What ensues is a madcap mashup of musical theater of Nick’s clumsy devising, involving CATS and CHORUS LINEs, Nazis and nuns, PHANTOMs and FIDDLERs and someone named ANNIE on a roof, where no one pays RENT and some are “MISer-ahh–bluh”!! The music & lyrics (Wayne and Karey Kirkpatrick) and book (Karey Kirkpatrick and John O’Farrell)lovingly lampoon all those wild and wacky conventions of musical theater we’ve grown so accustomed to– and Shakespeare takes his lumps too.
Two numbers brought the show to a halt on opening night, one an uproarious melange of the aforementioned musicals, and another a howlingly funny tap-dancing ode to the plague called “The Black Death” which channeled Mel Brooks and made me scream. Indeed, this vivacious troupe attacked every number with energy and elan to spare.
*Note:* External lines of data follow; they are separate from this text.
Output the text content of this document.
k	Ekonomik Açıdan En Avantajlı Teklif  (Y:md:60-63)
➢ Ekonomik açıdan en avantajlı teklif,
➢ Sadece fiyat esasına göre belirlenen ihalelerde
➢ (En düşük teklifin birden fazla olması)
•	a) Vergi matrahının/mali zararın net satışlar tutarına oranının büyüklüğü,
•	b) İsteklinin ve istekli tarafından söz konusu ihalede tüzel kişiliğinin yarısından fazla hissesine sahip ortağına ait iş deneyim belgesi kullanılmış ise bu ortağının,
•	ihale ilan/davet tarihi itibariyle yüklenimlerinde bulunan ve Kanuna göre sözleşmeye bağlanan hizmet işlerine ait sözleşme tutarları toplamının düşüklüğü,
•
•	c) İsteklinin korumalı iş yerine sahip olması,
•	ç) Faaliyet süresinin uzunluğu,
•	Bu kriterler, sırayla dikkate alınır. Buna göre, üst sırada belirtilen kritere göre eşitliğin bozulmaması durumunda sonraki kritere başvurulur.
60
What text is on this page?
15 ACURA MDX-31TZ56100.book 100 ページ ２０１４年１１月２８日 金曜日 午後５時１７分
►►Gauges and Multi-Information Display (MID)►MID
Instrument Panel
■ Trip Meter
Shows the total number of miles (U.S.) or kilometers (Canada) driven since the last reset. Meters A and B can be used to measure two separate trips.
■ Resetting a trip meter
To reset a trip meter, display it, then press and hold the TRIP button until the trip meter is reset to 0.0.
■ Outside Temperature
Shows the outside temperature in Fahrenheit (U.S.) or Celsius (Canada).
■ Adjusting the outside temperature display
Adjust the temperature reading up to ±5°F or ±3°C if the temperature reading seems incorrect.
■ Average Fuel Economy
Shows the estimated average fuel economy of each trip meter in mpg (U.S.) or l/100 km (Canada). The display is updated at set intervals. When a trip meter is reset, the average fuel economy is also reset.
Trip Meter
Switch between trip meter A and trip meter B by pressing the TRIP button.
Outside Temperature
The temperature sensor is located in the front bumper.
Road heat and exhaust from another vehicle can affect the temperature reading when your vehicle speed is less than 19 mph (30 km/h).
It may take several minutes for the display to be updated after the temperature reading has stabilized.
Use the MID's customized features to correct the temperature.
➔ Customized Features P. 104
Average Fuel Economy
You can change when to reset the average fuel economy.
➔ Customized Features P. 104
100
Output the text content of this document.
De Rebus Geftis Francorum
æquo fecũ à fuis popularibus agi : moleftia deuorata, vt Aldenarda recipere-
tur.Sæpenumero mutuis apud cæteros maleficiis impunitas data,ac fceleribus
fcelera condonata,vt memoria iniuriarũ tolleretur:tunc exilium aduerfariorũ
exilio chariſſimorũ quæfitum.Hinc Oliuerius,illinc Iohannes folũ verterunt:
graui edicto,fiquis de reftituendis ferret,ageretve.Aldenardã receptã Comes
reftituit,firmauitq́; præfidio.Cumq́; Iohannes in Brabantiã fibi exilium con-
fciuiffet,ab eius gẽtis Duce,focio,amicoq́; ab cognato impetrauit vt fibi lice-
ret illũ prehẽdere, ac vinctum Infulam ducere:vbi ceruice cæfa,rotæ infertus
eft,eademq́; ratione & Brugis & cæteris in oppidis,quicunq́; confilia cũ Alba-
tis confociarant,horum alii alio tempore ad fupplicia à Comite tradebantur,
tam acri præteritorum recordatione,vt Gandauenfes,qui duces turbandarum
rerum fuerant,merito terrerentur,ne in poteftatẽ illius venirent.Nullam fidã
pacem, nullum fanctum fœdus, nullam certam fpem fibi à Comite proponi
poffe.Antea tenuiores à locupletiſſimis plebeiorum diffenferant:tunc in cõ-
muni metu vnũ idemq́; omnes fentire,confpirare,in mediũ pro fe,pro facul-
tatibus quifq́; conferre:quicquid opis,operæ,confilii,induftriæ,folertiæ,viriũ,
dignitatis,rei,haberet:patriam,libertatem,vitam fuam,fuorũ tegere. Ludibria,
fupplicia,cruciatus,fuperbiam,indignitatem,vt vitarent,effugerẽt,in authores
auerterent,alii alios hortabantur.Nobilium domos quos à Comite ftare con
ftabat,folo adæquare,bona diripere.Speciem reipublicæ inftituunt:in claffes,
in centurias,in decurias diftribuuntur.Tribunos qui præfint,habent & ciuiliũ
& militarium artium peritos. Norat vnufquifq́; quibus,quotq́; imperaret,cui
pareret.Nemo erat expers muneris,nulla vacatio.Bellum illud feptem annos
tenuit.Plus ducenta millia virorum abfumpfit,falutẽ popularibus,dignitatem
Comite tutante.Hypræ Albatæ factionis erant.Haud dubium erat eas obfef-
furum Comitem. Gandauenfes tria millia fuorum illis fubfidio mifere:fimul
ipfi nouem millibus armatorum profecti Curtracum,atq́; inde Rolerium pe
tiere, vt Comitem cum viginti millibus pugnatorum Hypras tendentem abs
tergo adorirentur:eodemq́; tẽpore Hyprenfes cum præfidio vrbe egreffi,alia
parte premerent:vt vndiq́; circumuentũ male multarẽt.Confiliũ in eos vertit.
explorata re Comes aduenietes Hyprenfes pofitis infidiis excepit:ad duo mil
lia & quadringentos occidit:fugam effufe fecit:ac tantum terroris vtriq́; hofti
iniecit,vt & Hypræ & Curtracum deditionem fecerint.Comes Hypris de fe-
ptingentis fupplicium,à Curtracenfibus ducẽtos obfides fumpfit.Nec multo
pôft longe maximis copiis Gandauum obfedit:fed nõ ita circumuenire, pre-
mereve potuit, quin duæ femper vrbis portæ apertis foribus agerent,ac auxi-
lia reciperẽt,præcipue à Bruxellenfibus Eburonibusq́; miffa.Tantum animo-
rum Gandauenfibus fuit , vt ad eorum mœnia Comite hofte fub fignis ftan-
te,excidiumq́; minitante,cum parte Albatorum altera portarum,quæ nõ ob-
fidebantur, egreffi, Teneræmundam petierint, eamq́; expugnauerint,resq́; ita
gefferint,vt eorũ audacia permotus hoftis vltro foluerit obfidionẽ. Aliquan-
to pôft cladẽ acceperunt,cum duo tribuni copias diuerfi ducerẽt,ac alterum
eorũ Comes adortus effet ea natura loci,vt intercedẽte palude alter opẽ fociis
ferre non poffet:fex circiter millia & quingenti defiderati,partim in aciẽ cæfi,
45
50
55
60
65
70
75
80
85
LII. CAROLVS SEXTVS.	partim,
Rob McClure as the needy, knuckle-headed Bottom brother Nick, and Josh Grisetti as the geeky, gifted Nigel are the dynamic duo who delightfully reprise their Broadway roles. Nigel woos the perky Portia (Autumn Hurlbert whose soprano is as clear and sharp as crystal). In fact, the couple’s mutual passion for poetry inspires them to virtual coupling over couplets! Scott Cote as Brother Jeremiah, Portia’s pompous cleric of a father was so funny squelching his giddiness, I laughed myself silly just watching him breathe.
The show does stretch its premise almost to the satiric breaking point, and I wasn’t exactly emotionally invested in the action. Jeff Brooks’ “Shylock” fell as flat as his quasi-yiddish delivery of lines like, “I have naches in my pupick.” I’d have gone with “latkes in my gotkes”(And I’m a shiksa.)
But when all is said and done, director/choreographer Casey (“The book of Mormon”) Nicholaw has orchestrated a fabulously fun, witty, upbeat night at the theater where “Something Rotten!” is in full bloom now through 1/29 at the Boston Opera House.